El Día Mundial de la Diabetes, celebrado el 14 de noviembre, ha sido el contexto para que expertos en salud pública hagan un llamado urgente a medidas que fortalezcan la prevención y regulación en el sector de bebidas azucaradas. Un estudio publicado en Nature Medicine destaca que alrededor del 30% de los nuevos casos de diabetes tipo 2 están relacionados con el consumo de estas bebidas, además de estar vinculadas con un 9.2% de las muertes por enfermedades cardiovasculares.
Especialistas abogan por un cambio de enfoque en la atención a la diabetes, promoviendo iniciativas preventivas en lugar de tratamientos, ya que los recursos destinados a la atención a la enfermedad están resultando insostenibles.
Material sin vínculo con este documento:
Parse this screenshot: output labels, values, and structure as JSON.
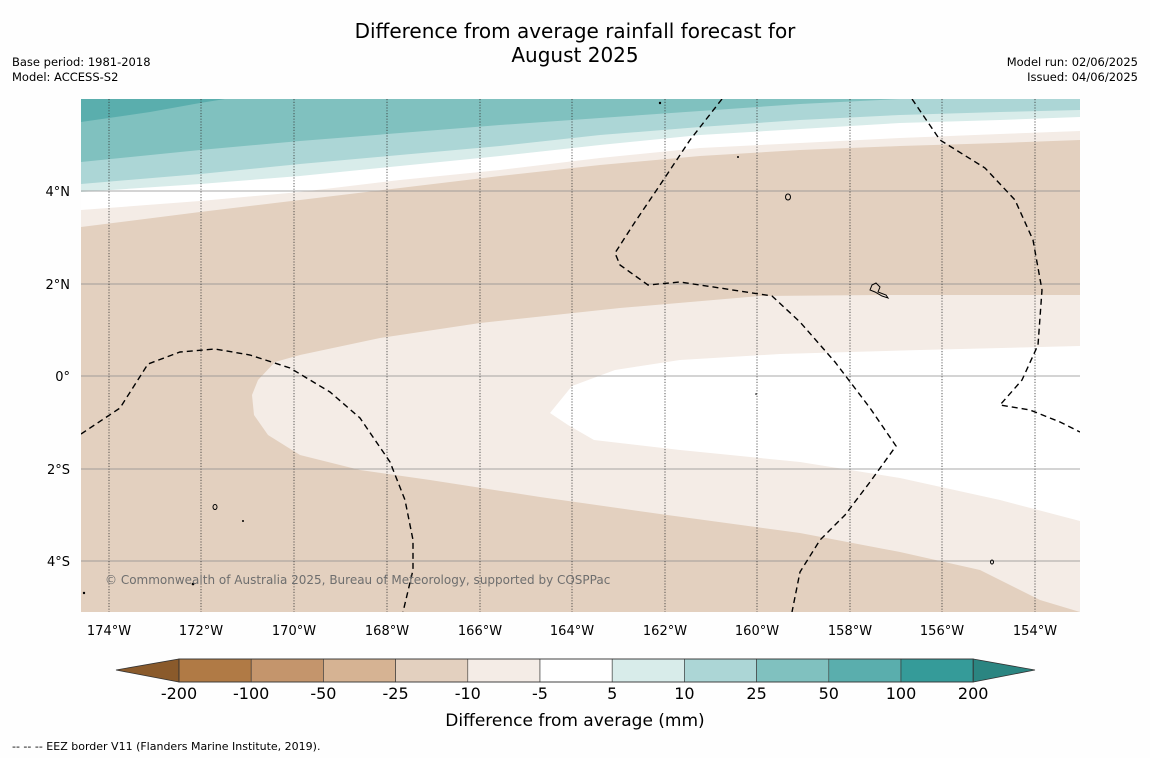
{
  "title_line1": "Difference from average rainfall forecast for",
  "title_line2": "August 2025",
  "base_period": "Base period: 1981-2018",
  "model": "Model: ACCESS-S2",
  "model_run": "Model run: 02/06/2025",
  "issued": "Issued: 04/06/2025",
  "lat_labels": [
    "4°N",
    "2°N",
    "0°",
    "2°S",
    "4°S"
  ],
  "lon_labels": [
    "174°W",
    "172°W",
    "170°W",
    "168°W",
    "166°W",
    "164°W",
    "162°W",
    "160°W",
    "158°W",
    "156°W",
    "154°W"
  ],
  "colorbar": {
    "ticks": [
      "-200",
      "-100",
      "-50",
      "-25",
      "-10",
      "-5",
      "5",
      "10",
      "25",
      "50",
      "100",
      "200"
    ],
    "colors": [
      "#8a5a2b",
      "#b07a45",
      "#c4956c",
      "#d6b393",
      "#e3d0bf",
      "#f4ece6",
      "#ffffff",
      "#d8ecea",
      "#acd6d6",
      "#80c1bf",
      "#5aaead",
      "#359b99",
      "#2b8581"
    ],
    "title": "Difference from average (mm)"
  },
  "copyright": "© Commonwealth of Australia 2025, Bureau of Meteorology, supported by COSPPac",
  "footnote": "-- -- -- EEZ border V11 (Flanders Marine Institute, 2019)."
}
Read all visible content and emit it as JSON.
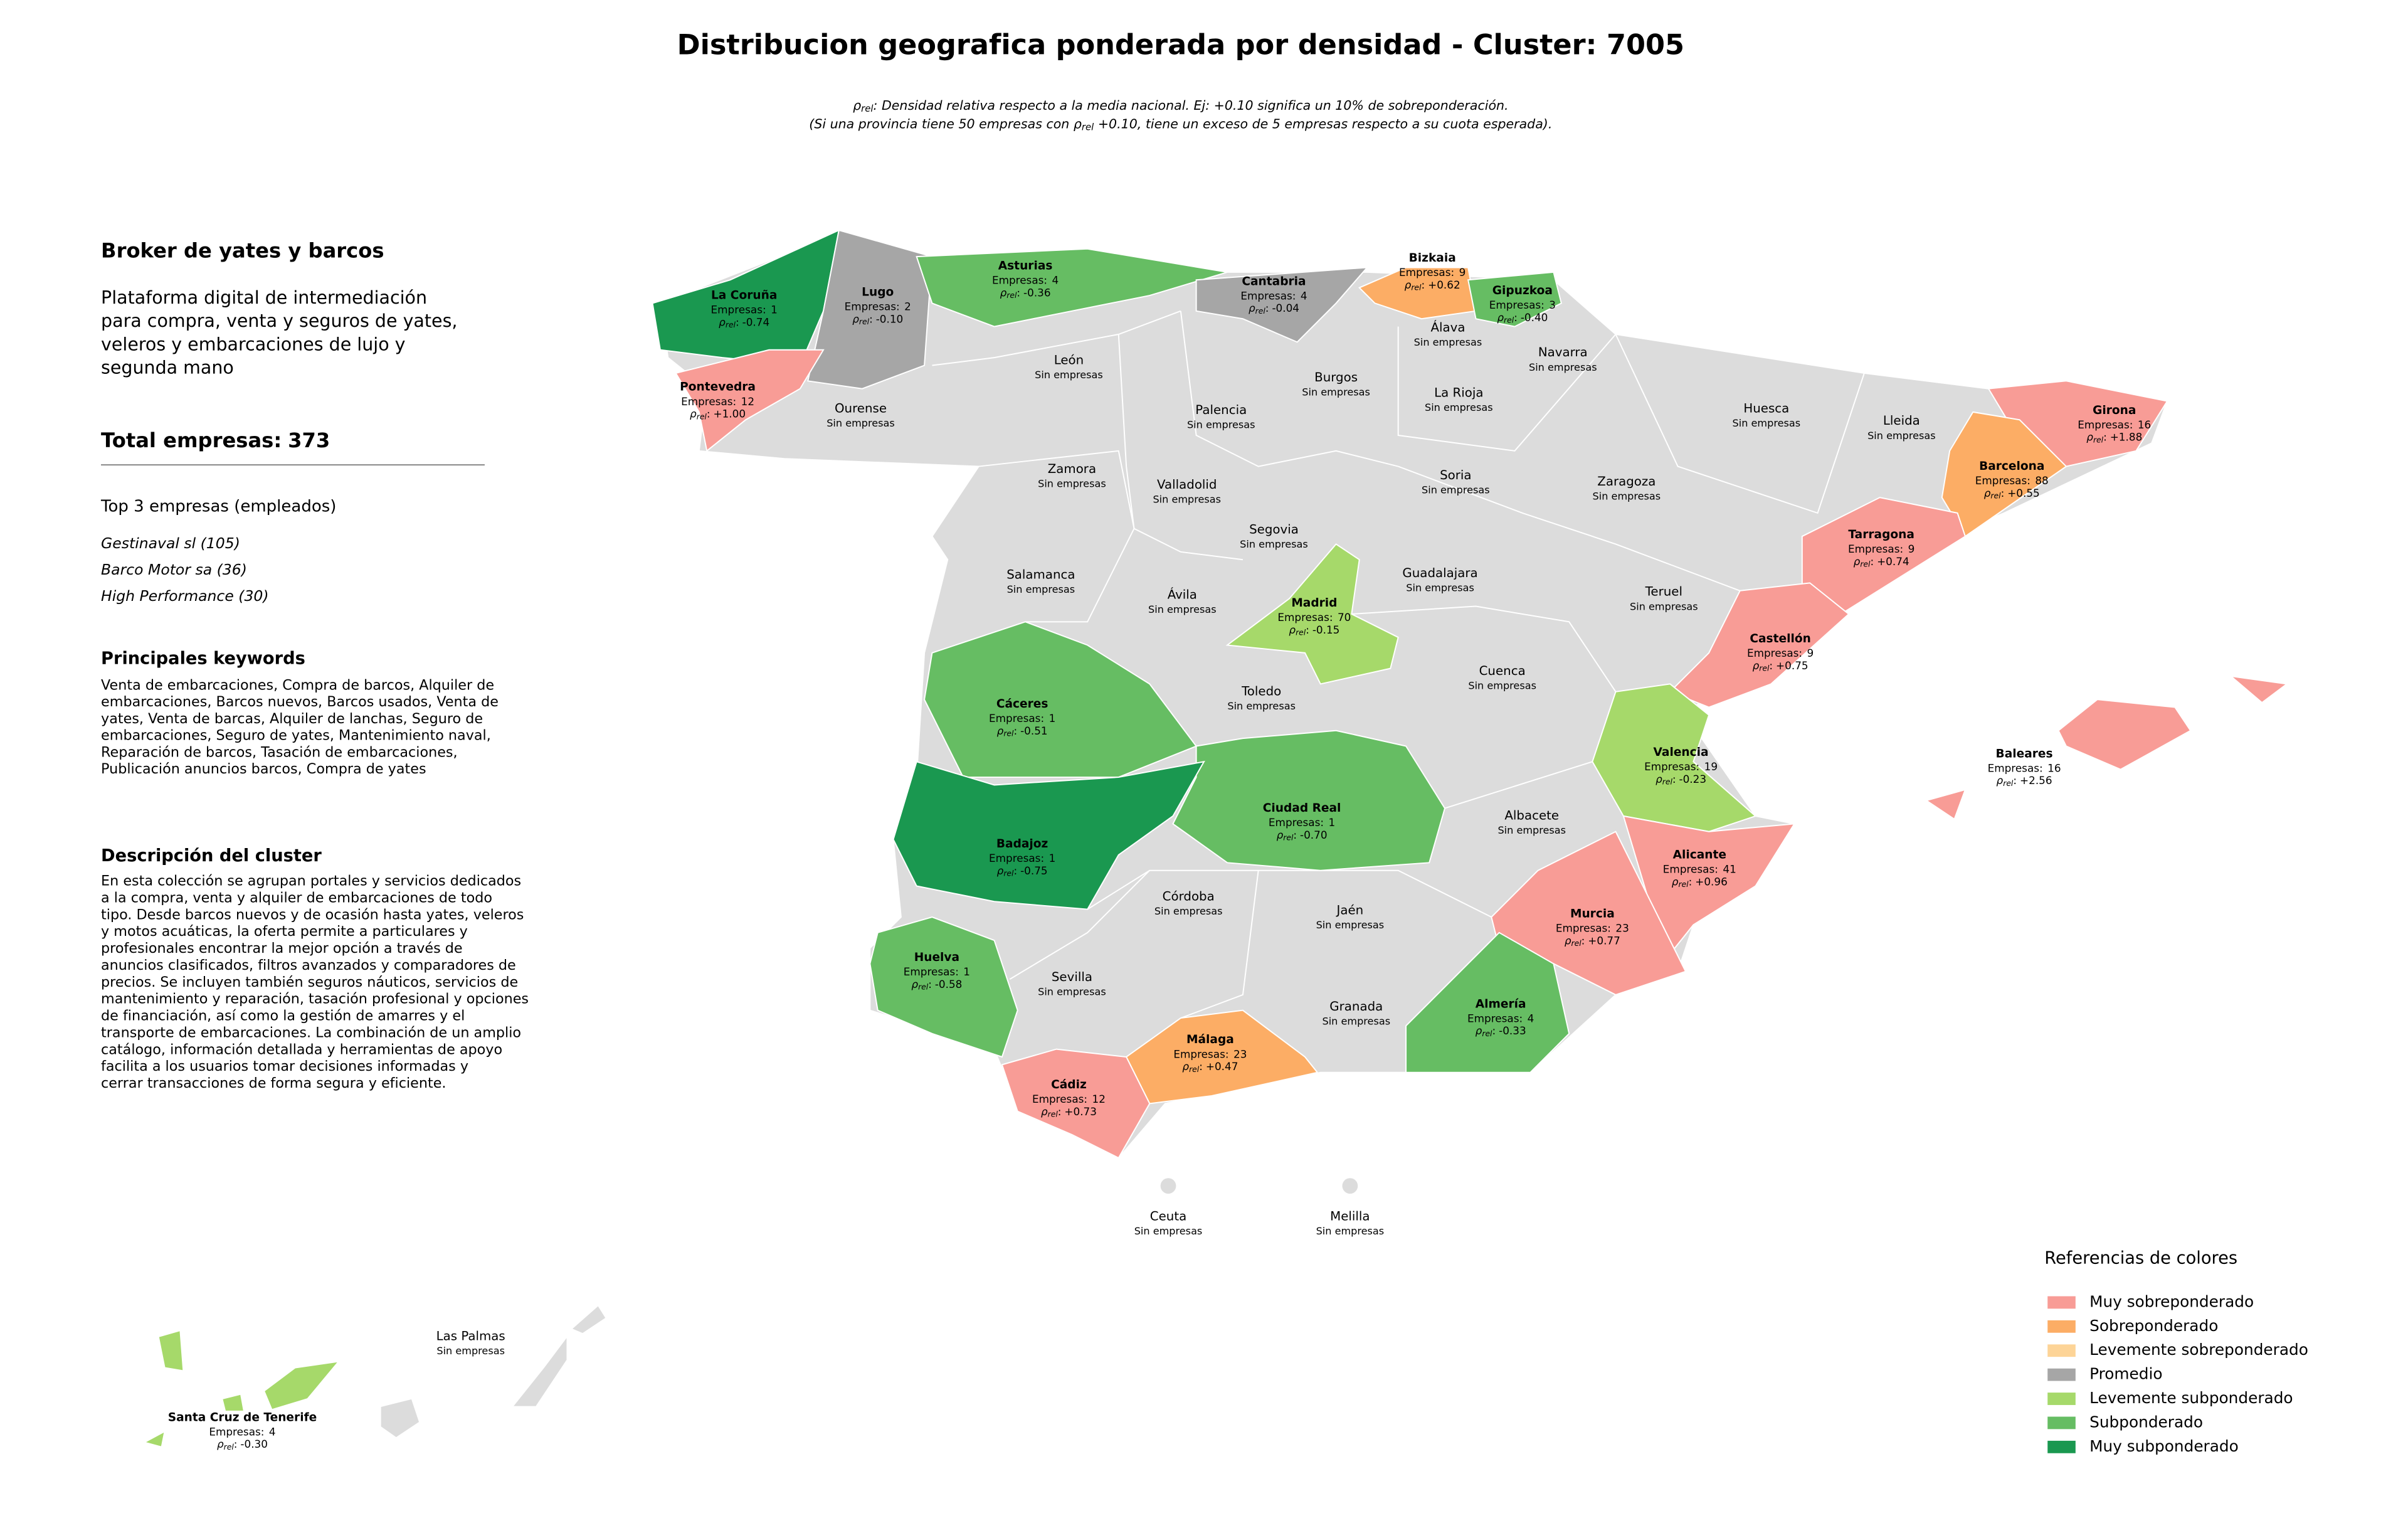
{
  "title": "Distribucion geografica ponderada por densidad - Cluster: 7005",
  "subtitle": {
    "line1": {
      "symbol": "ρ",
      "sub": "rel",
      "text": ": Densidad relativa respecto a la media nacional. Ej: +0.10 significa un 10% de sobreponderación."
    },
    "line2": {
      "pre": "(Si una provincia tiene 50 empresas con ",
      "symbol": "ρ",
      "sub": "rel",
      "post": " +0.10, tiene un exceso de 5 empresas respecto a su cuota esperada)."
    }
  },
  "sidebar": {
    "heading": "Broker de yates y barcos",
    "description": [
      "Plataforma digital de intermediación",
      "para compra, venta y seguros de yates,",
      "veleros y embarcaciones de lujo y",
      "segunda mano"
    ],
    "total_label": "Total empresas:",
    "total": 373,
    "top_title": "Top 3 empresas (empleados)",
    "top": [
      "Gestinaval sl (105)",
      "Barco Motor sa (36)",
      "High Performance (30)"
    ],
    "keywords_title": "Principales keywords",
    "keywords": [
      "Venta de embarcaciones, Compra de barcos, Alquiler de",
      "embarcaciones, Barcos nuevos, Barcos usados, Venta de",
      "yates, Venta de barcas, Alquiler de lanchas, Seguro de",
      "embarcaciones, Seguro de yates, Mantenimiento naval,",
      "Reparación de barcos, Tasación de embarcaciones,",
      "Publicación anuncios barcos, Compra de yates"
    ],
    "cluster_title": "Descripción del cluster",
    "cluster_text": [
      "En esta colección se agrupan portales y servicios dedicados",
      "a la compra, venta y alquiler de embarcaciones de todo",
      "tipo. Desde barcos nuevos y de ocasión hasta yates, veleros",
      "y motos acuáticas, la oferta permite a particulares y",
      "profesionales encontrar la mejor opción a través de",
      "anuncios clasificados, filtros avanzados y comparadores de",
      "precios. Se incluyen también seguros náuticos, servicios de",
      "mantenimiento y reparación, tasación profesional y opciones",
      "de financiación, así como la gestión de amarres y el",
      "transporte de embarcaciones. La combinación de un amplio",
      "catálogo, información detallada y herramientas de apoyo",
      "facilita a los usuarios tomar decisiones informadas y",
      "cerrar transacciones de forma segura y eficiente."
    ]
  },
  "map": {
    "count_prefix": "Empresas:",
    "rho_symbol": "ρ",
    "rho_sub": "rel",
    "rho_sep": ":",
    "no_data_label": "Sin empresas",
    "no_data_color": "#dcdcdc",
    "provinces": [
      {
        "name": "La Coruña",
        "empresas": 1,
        "rho": -0.74,
        "category": "Muy subponderado"
      },
      {
        "name": "Lugo",
        "empresas": 2,
        "rho": -0.1,
        "rho_label": "-0.10",
        "category": "Promedio"
      },
      {
        "name": "Asturias",
        "empresas": 4,
        "rho": -0.36,
        "category": "Subponderado"
      },
      {
        "name": "Cantabria",
        "empresas": 4,
        "rho": -0.04,
        "category": "Promedio"
      },
      {
        "name": "Bizkaia",
        "empresas": 9,
        "rho": 0.62,
        "rho_label": "+0.62",
        "category": "Sobreponderado"
      },
      {
        "name": "Gipuzkoa",
        "empresas": 3,
        "rho": -0.4,
        "rho_label": "-0.40",
        "category": "Subponderado"
      },
      {
        "name": "Pontevedra",
        "empresas": 12,
        "rho": 1.0,
        "rho_label": "+1.00",
        "category": "Muy sobreponderado"
      },
      {
        "name": "Girona",
        "empresas": 16,
        "rho": 1.88,
        "rho_label": "+1.88",
        "category": "Muy sobreponderado"
      },
      {
        "name": "Barcelona",
        "empresas": 88,
        "rho": 0.55,
        "rho_label": "+0.55",
        "category": "Sobreponderado"
      },
      {
        "name": "Tarragona",
        "empresas": 9,
        "rho": 0.74,
        "rho_label": "+0.74",
        "category": "Muy sobreponderado"
      },
      {
        "name": "Madrid",
        "empresas": 70,
        "rho": -0.15,
        "category": "Levemente subponderado"
      },
      {
        "name": "Castellón",
        "empresas": 9,
        "rho": 0.75,
        "rho_label": "+0.75",
        "category": "Muy sobreponderado"
      },
      {
        "name": "Cáceres",
        "empresas": 1,
        "rho": -0.51,
        "category": "Subponderado"
      },
      {
        "name": "Valencia",
        "empresas": 19,
        "rho": -0.23,
        "category": "Levemente subponderado"
      },
      {
        "name": "Baleares",
        "empresas": 16,
        "rho": 2.56,
        "rho_label": "+2.56",
        "category": "Muy sobreponderado"
      },
      {
        "name": "Ciudad Real",
        "empresas": 1,
        "rho": -0.7,
        "rho_label": "-0.70",
        "category": "Subponderado"
      },
      {
        "name": "Badajoz",
        "empresas": 1,
        "rho": -0.75,
        "category": "Muy subponderado"
      },
      {
        "name": "Alicante",
        "empresas": 41,
        "rho": 0.96,
        "rho_label": "+0.96",
        "category": "Muy sobreponderado"
      },
      {
        "name": "Murcia",
        "empresas": 23,
        "rho": 0.77,
        "rho_label": "+0.77",
        "category": "Muy sobreponderado"
      },
      {
        "name": "Huelva",
        "empresas": 1,
        "rho": -0.58,
        "category": "Subponderado"
      },
      {
        "name": "Almería",
        "empresas": 4,
        "rho": -0.33,
        "category": "Subponderado"
      },
      {
        "name": "Málaga",
        "empresas": 23,
        "rho": 0.47,
        "rho_label": "+0.47",
        "category": "Sobreponderado"
      },
      {
        "name": "Cádiz",
        "empresas": 12,
        "rho": 0.73,
        "rho_label": "+0.73",
        "category": "Muy sobreponderado"
      },
      {
        "name": "Santa Cruz de Tenerife",
        "empresas": 4,
        "rho": -0.3,
        "rho_label": "-0.30",
        "category": "Levemente subponderado"
      }
    ],
    "empty_provinces": [
      "León",
      "Ourense",
      "Palencia",
      "Burgos",
      "Álava",
      "La Rioja",
      "Navarra",
      "Huesca",
      "Lleida",
      "Zamora",
      "Valladolid",
      "Soria",
      "Zaragoza",
      "Segovia",
      "Salamanca",
      "Ávila",
      "Guadalajara",
      "Teruel",
      "Toledo",
      "Cuenca",
      "Albacete",
      "Córdoba",
      "Jaén",
      "Sevilla",
      "Granada",
      "Ceuta",
      "Melilla",
      "Las Palmas"
    ]
  },
  "legend": {
    "title": "Referencias de colores",
    "categories": [
      {
        "name": "Muy sobreponderado",
        "color": "#f89c96"
      },
      {
        "name": "Sobreponderado",
        "color": "#fcad65"
      },
      {
        "name": "Levemente sobreponderado",
        "color": "#fdd497"
      },
      {
        "name": "Promedio",
        "color": "#a6a6a6"
      },
      {
        "name": "Levemente subponderado",
        "color": "#a6d96a"
      },
      {
        "name": "Subponderado",
        "color": "#66bd63"
      },
      {
        "name": "Muy subponderado",
        "color": "#1a9850"
      }
    ]
  }
}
Entienden que el Estado debe establecer regulaciones más severas sobre las bebidas azucaradas, considerándolas productos de riesgo junto con cigarrillos y alcohol.
El consumo habitual de una bebida azucarada al día se considera un factor desencadenante de enfermedades inflamatorias, independientemente del estado de salud general de la persona. Reducir el consumo a menos de una lata diaria podría traer beneficios significativos en salud pública.
Los especialistas advierten que, si no se implementan medidas efectivas, el país enfrentará un aumento en el número de muertes, costos sanitarios en crecimiento y complicaciones incapacitantes, además de los efectos adictivos del azúcar. Desde 2014, el impuesto a las bebidas azucaradas ha logrado reducir su compra entre un 6% y un 12%, particularmente en sectores de bajos ingresos, y el etiquetado frontal ha mostrado resultados positivos en la reducción del consumo.
Economistas y expertos coinciden en que sin una regulación robusta que incluya un aumento del impuesto al 20%, la prohibición de publicidad dirigida a menores y la declaración de las bebidas azucaradas como productos de riesgo, México continuará enfrentando una crisis que afecta a miles de ciudadanos cada año.